When the ${GRUB_CONF} file exists, the kernel file name doesn't get added to the ${GRUB_CONF} file correctly. Reproducible: Always Steps to Reproduce: 1. Set BOOTLOADER="grub" in /etc/genkernel.conf 2. genkernel all 3. look at the files in /boot/ 4. Compare it to the file names listed in the new entry of the /boot/grub/grub.conf Actual Results: title=Gentoo Linux (2.6.12-gentoo-r4) root (hd0,0) kernel /kernel-2.6.12-gentoo-r4 ... initrd /initramfs-genkernel-x86-2.6.12-gentoo-r4 Expected Results: title=Gentoo Linux (2.6.12-gentoo-r4) root (hd0,0) kernel /kernel-genkernel-x86-2.6.12-gentoo-r4 ... initrd /initramfs-genkernel-x86-2.6.12-gentoo-r4 This is the copied section from gen_bootloader.sh with the issue: # grub.conf already exists; so... # ... Clone the first boot definition and change the version. cp $GRUB_CONF $GRUB_CONF.bak awk 'BEGIN { RS="" ; FS="\n" ; OFS="\n" ; ORS="\n\n" } NR == 2 { ORIG=$0; sub(/\(.+\)/,"(" KV ")",$1); sub(/kernel-[[:alnum:][:punct:]]+/, "kernel-" KV, $3); sub(/initrd-[[:alnum:][:punct:]]+/, "initrd-" KV, $4); print RS $0; print RS ORIG;} NR != 2 { print RS $0; }' KV=$KV $GRUB_CONF.bak > $GRUB_CONF
We are aware of this bug and a patch is in the works, being tested at the moment.
Well, for me, it just copied a previous entry in the grub.conf.
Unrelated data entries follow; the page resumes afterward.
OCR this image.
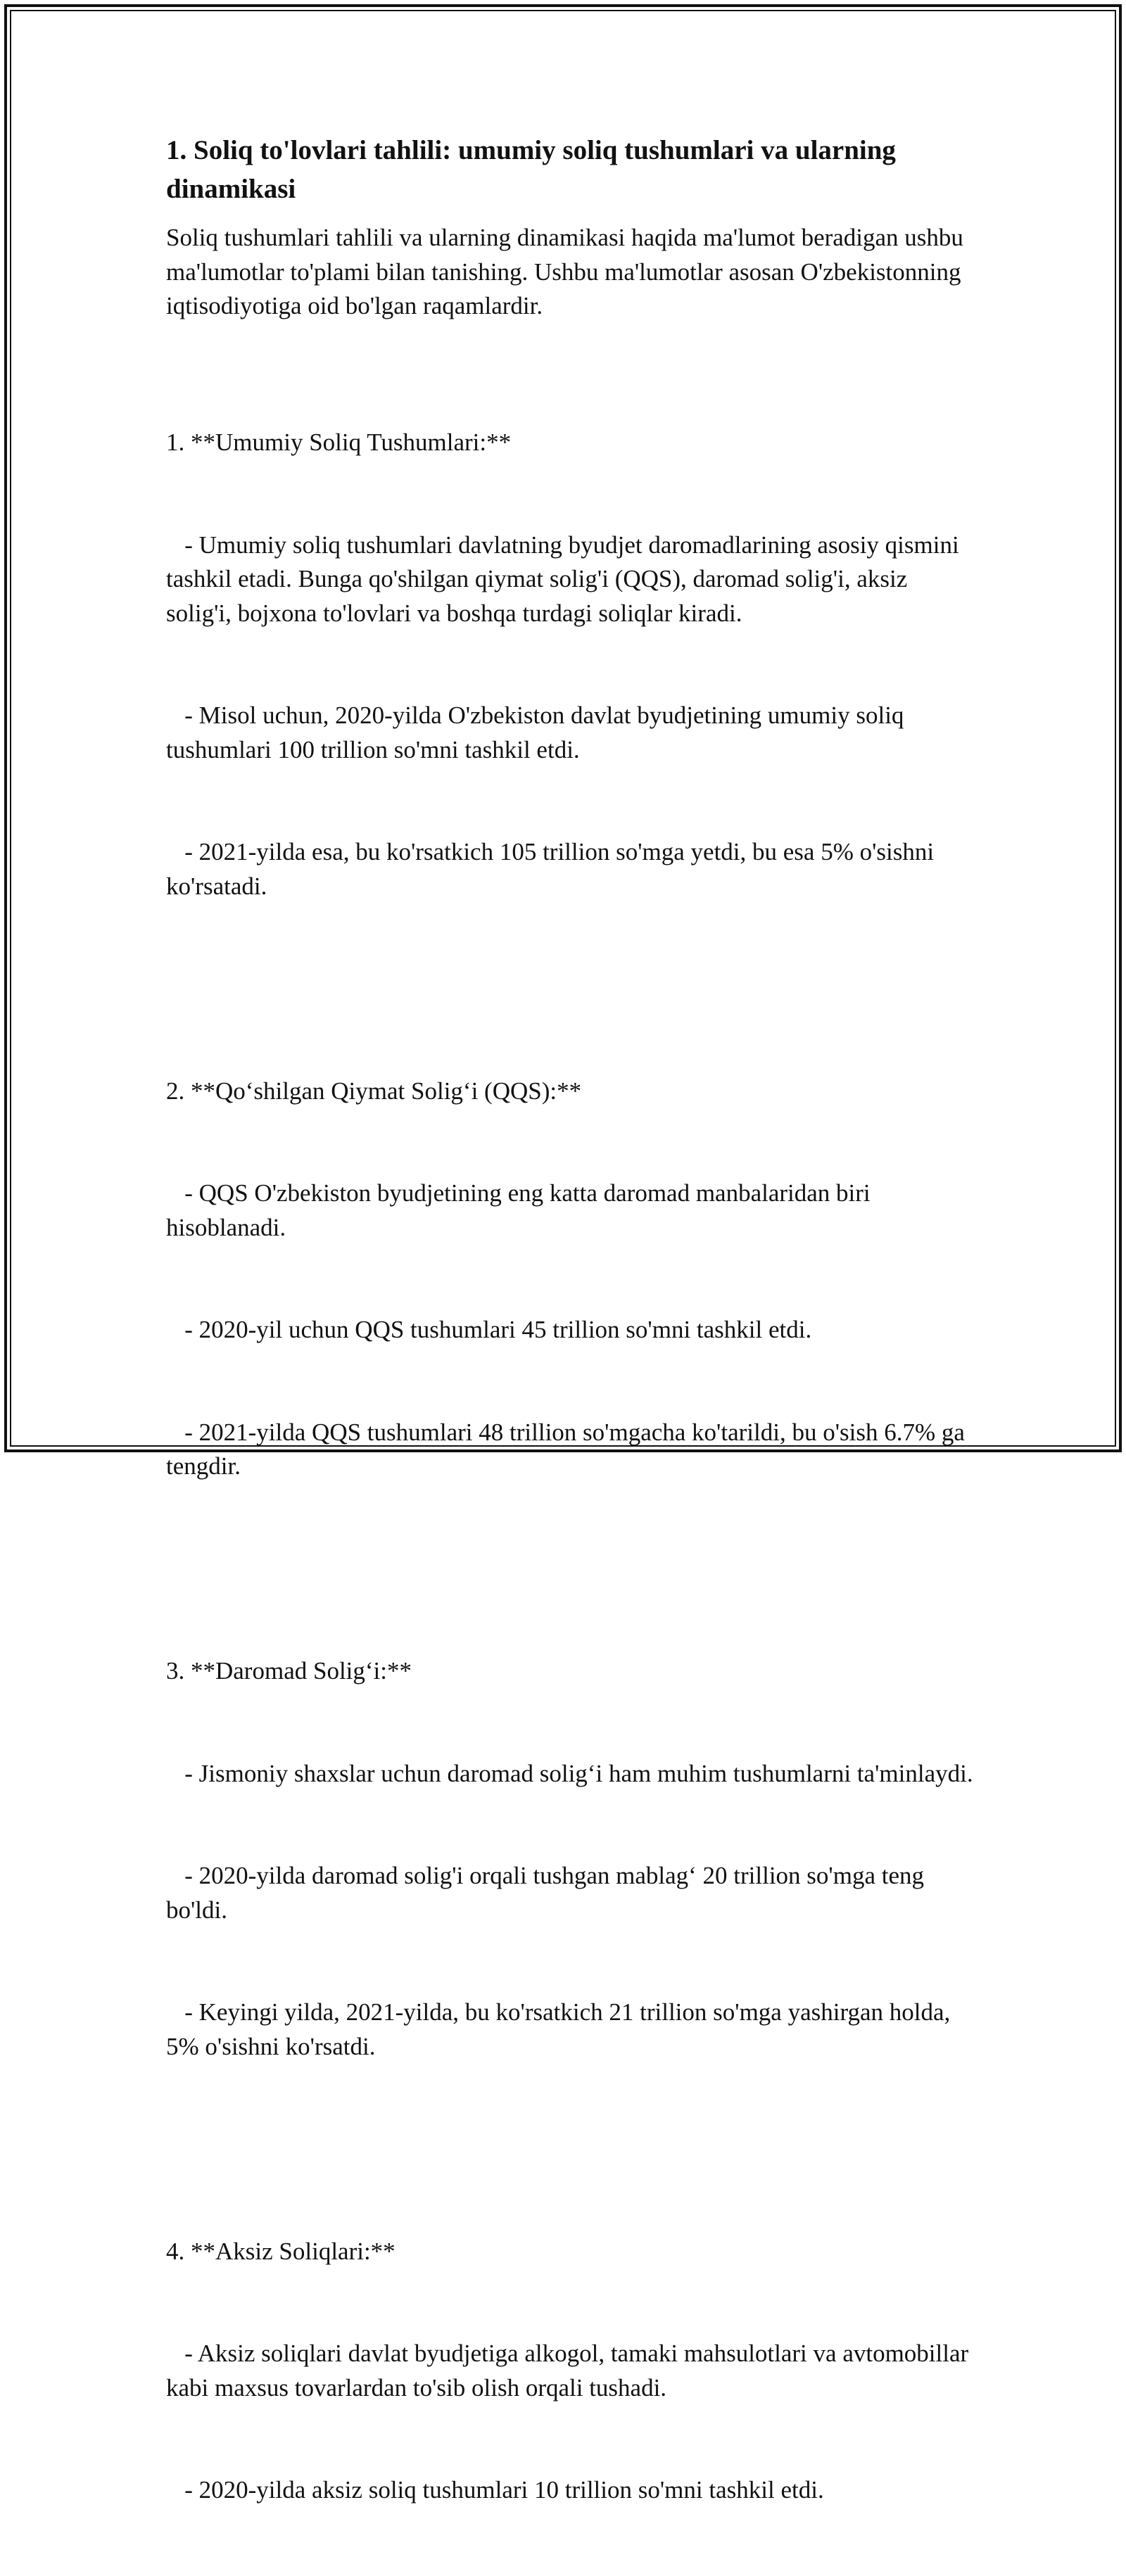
1. Soliq to'lovlari tahlili: umumiy soliq tushumlari va ularning dinamikasi

Soliq tushumlari tahlili va ularning dinamikasi haqida ma'lumot beradigan ushbu ma'lumotlar to'plami bilan tanishing. Ushbu ma'lumotlar asosan O'zbekistonning iqtisodiyotiga oid bo'lgan raqamlardir.

1. **Umumiy Soliq Tushumlari:**

- Umumiy soliq tushumlari davlatning byudjet daromadlarining asosiy qismini tashkil etadi. Bunga qo'shilgan qiymat solig'i (QQS), daromad solig'i, aksiz solig'i, bojxona to'lovlari va boshqa turdagi soliqlar kiradi.

- Misol uchun, 2020-yilda O'zbekiston davlat byudjetining umumiy soliq tushumlari 100 trillion so'mni tashkil etdi.

- 2021-yilda esa, bu ko'rsatkich 105 trillion so'mga yetdi, bu esa 5% o'sishni ko'rsatadi.

2. **Qo‘shilgan Qiymat Solig‘i (QQS):**

- QQS O'zbekiston byudjetining eng katta daromad manbalaridan biri hisoblanadi.

- 2020-yil uchun QQS tushumlari 45 trillion so'mni tashkil etdi.

- 2021-yilda QQS tushumlari 48 trillion so'mgacha ko'tarildi, bu o'sish 6.7% ga tengdir.

3. **Daromad Solig‘i:**

- Jismoniy shaxslar uchun daromad solig‘i ham muhim tushumlarni ta'minlaydi.

- 2020-yilda daromad solig'i orqali tushgan mablag‘ 20 trillion so'mga teng bo'ldi.

- Keyingi yilda, 2021-yilda, bu ko'rsatkich 21 trillion so'mga yashirgan holda, 5% o'sishni ko'rsatdi.

4. **Aksiz Soliqlari:**

- Aksiz soliqlari davlat byudjetiga alkogol, tamaki mahsulotlari va avtomobillar kabi maxsus tovarlardan to'sib olish orqali tushadi.

- 2020-yilda aksiz soliq tushumlari 10 trillion so'mni tashkil etdi.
I always have two different kernels. I had one entry in there for a stable kernel, and then I made a new kernel using genkernel and the entry for the other kernel was just copied exactly. The previous kernel was a nitro kernel and I was compiling a cko kernel. They are nothing alike in name.
Fixed in 3.2.3, please test and reopen if issues persist, thanks!